Neonates were recruited at the Hong Kong Adventist Hospital, and both CEOAEs and TBOAEs were performed. Six passing criteria were used in this study, based on CEOAEs only; CEOAEs plus 1 kHz TBOAEs; CEOAEs plus 2 kHz TBOAEs; CEOAEs plus 3 kHz TBOAEs; CEOAEs plus 1, 2, and 3 kHz TBOAEs; and TBOAEs only.

RESULTS:

Data from 298 neonates (546 ears) were obtained. Criteria set 1, using CEOAEs only, demonstrated a pass rate of 79.1%, and 114 ears were referred. Criteria set 2, using CEOAEs together with TBOAEs recorded at 1 kHz, passed 39 more ears than Protocol 1, and the pass rate was 86.3%. Hence, the overall referral rate for total number of screened ears decreased by 7.2 percentage points.

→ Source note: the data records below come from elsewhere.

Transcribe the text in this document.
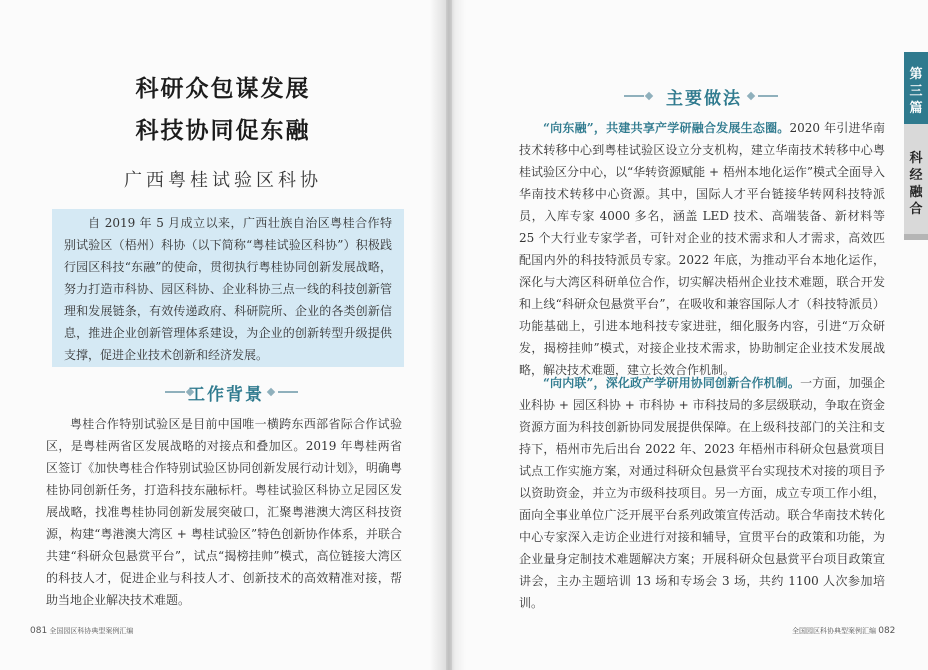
科研众包谋发展
科技协同促东融
广西粤桂试验区科协

自 2019 年 5 月成立以来，广西壮族自治区粤桂合作特别试验区（梧州）科协（以下简称“粤桂试验区科协”）积极践行园区科技“东融”的使命，贯彻执行粤桂协同创新发展战略，努力打造市科协、园区科协、企业科协三点一线的科技创新管理和发展链条，有效传递政府、科研院所、企业的各类创新信息，推进企业创新管理体系建设，为企业的创新转型升级提供支撑，促进企业技术创新和经济发展。

工作背景

粤桂合作特别试验区是目前中国唯一横跨东西部省际合作试验区，是粤桂两省区发展战略的对接点和叠加区。2019 年粤桂两省区签订《加快粤桂合作特别试验区协同创新发展行动计划》，明确粤桂协同创新任务，打造科技东融标杆。粤桂试验区科协立足园区发展战略，找准粤桂协同创新发展突破口，汇聚粤港澳大湾区科技资源，构建“粤港澳大湾区 + 粤桂试验区”特色创新协作体系，并联合共建“科研众包悬赏平台”，试点“揭榜挂帅”模式，高位链接大湾区的科技人才，促进企业与科技人才、创新技术的高效精准对接，帮助当地企业解决技术难题。

081 全国园区科协典型案例汇编
主要做法

“向东融”，共建共享产学研融合发展生态圈。2020 年引进华南技术转移中心到粤桂试验区设立分支机构，建立华南技术转移中心粤桂试验区分中心，以“华转资源赋能 + 梧州本地化运作”模式全面导入华南技术转移中心资源。其中，国际人才平台链接华转网科技特派员，入库专家 4000 多名，涵盖 LED 技术、高端装备、新材料等 25 个大行业专家学者，可针对企业的技术需求和人才需求，高效匹配国内外的科技特派员专家。2022 年底，为推动平台本地化运作，深化与大湾区科研单位合作，切实解决梧州企业技术难题，联合开发和上线“科研众包悬赏平台”，在吸收和兼容国际人才（科技特派员）功能基础上，引进本地科技专家进驻，细化服务内容，引进“万众研发，揭榜挂帅”模式，对接企业技术需求，协助制定企业技术发展战略，解决技术难题，建立长效合作机制。

“向内联”，深化政产学研用协同创新合作机制。一方面，加强企业科协 + 园区科协 + 市科协 + 市科技局的多层级联动，争取在资金资源方面为科技创新协同发展提供保障。在上级科技部门的关注和支持下，梧州市先后出台 2022 年、2023 年梧州市科研众包悬赏项目试点工作实施方案，对通过科研众包悬赏平台实现技术对接的项目予以资助资金，并立为市级科技项目。另一方面，成立专项工作小组，面向全事业单位广泛开展平台系列政策宣传活动。联合华南技术转化中心专家深入走访企业进行对接和辅导，宣贯平台的政策和功能，为企业量身定制技术难题解决方案；开展科研众包悬赏平台项目政策宣讲会，主办主题培训 13 场和专场会 3 场，共约 1100 人次参加培训。

全国园区科协典型案例汇编 082
第三篇
科经融合
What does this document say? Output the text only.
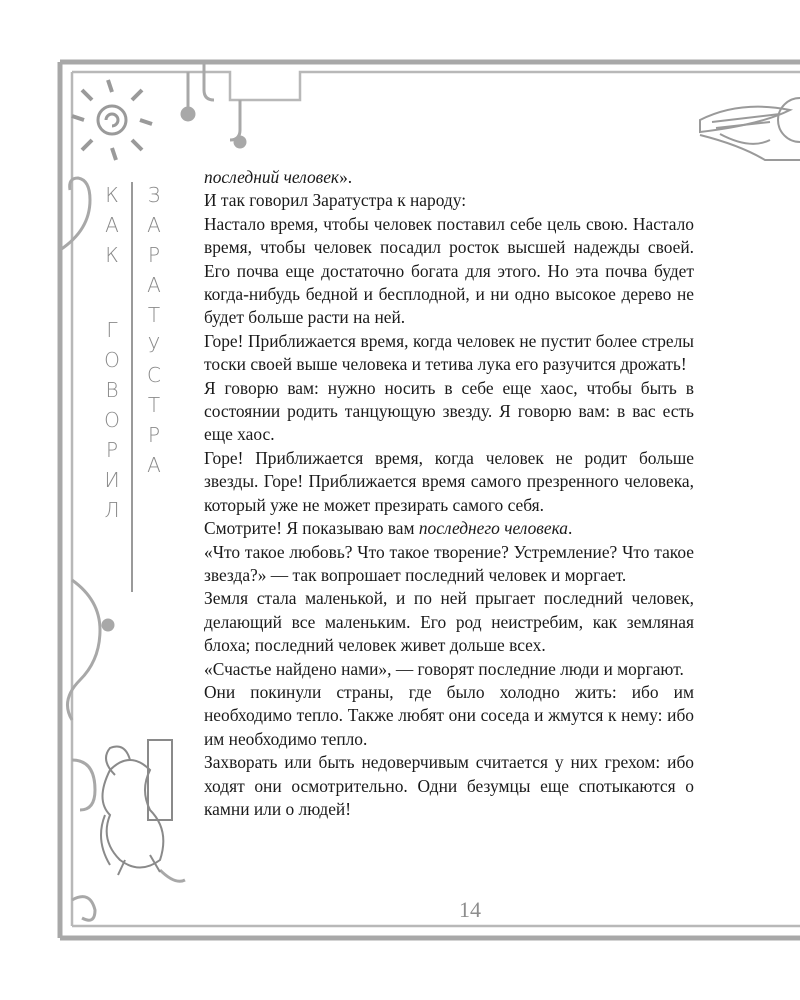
К
А
К
Г
О
В
О
Р
И
Л
З
А
Р
А
Т
У
С
Т
Р
А

последний человек».

И так говорил Заратустра к народу:

Настало время, чтобы человек поставил себе цель свою. Настало время, чтобы человек посадил росток высшей надежды своей. Его почва еще достаточно богата для этого. Но эта почва будет когда-нибудь бедной и бесплодной, и ни одно высокое дерево не будет больше расти на ней.

Горе! Приближается время, когда человек не пустит более стрелы тоски своей выше человека и тетива лука его разучится дрожать!

Я говорю вам: нужно носить в себе еще хаос, чтобы быть в состоянии родить танцующую звезду. Я говорю вам: в вас есть еще хаос.

Горе! Приближается время, когда человек не родит больше звезды. Горе! Приближается время самого презренного человека, который уже не может презирать самого себя.

Смотрите! Я показываю вам последнего человека.

«Что такое любовь? Что такое творение? Устремление? Что такое звезда?» — так вопрошает последний человек и моргает.

Земля стала маленькой, и по ней прыгает последний человек, делающий все маленьким. Его род неистребим, как земляная блоха; последний человек живет дольше всех.

«Счастье найдено нами», — говорят последние люди и моргают.

Они покинули страны, где было холодно жить: ибо им необходимо тепло. Также любят они соседа и жмутся к нему: ибо им необходимо тепло.

Захворать или быть недоверчивым считается у них грехом: ибо ходят они осмотрительно. Одни безумцы еще спотыкаются о камни или о людей!

14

Criteria set 3, using CEOAEs together with TBOAEs recorded at 2 kHz, and Criteria set 4, using CEOAEs in conjunction with TBOAEs recorded at 3 kHz, gave pass rates similar to Criteria set 1. Criteria set 5, using TBOAE information at frequencies where CEOAEs were not rated as "pass," raised the pass rate from 79.1 to 87.6%, reducing the overall referral rate by 8.5 percentage points. Criteria set 6, in which neonates were screened with TBOAEs recorded at 1, 2, and 3 kHz, gave a pass rate of 78.4%, similar to results for the CEOAE-only procedure.

CONCLUSIONS:

Both Criteria sets 2 and 5, which combined CEOAE and TBOAE recordings, gave significantly higher pass rates than Criteria sets 1, 3, 4, and 6. The results suggest that the introduction of combined CEOAE and TBOAE protocols may assist in the reduction of refer outcomes, and hence the false-positive rates, of neonatal hearing screening programs.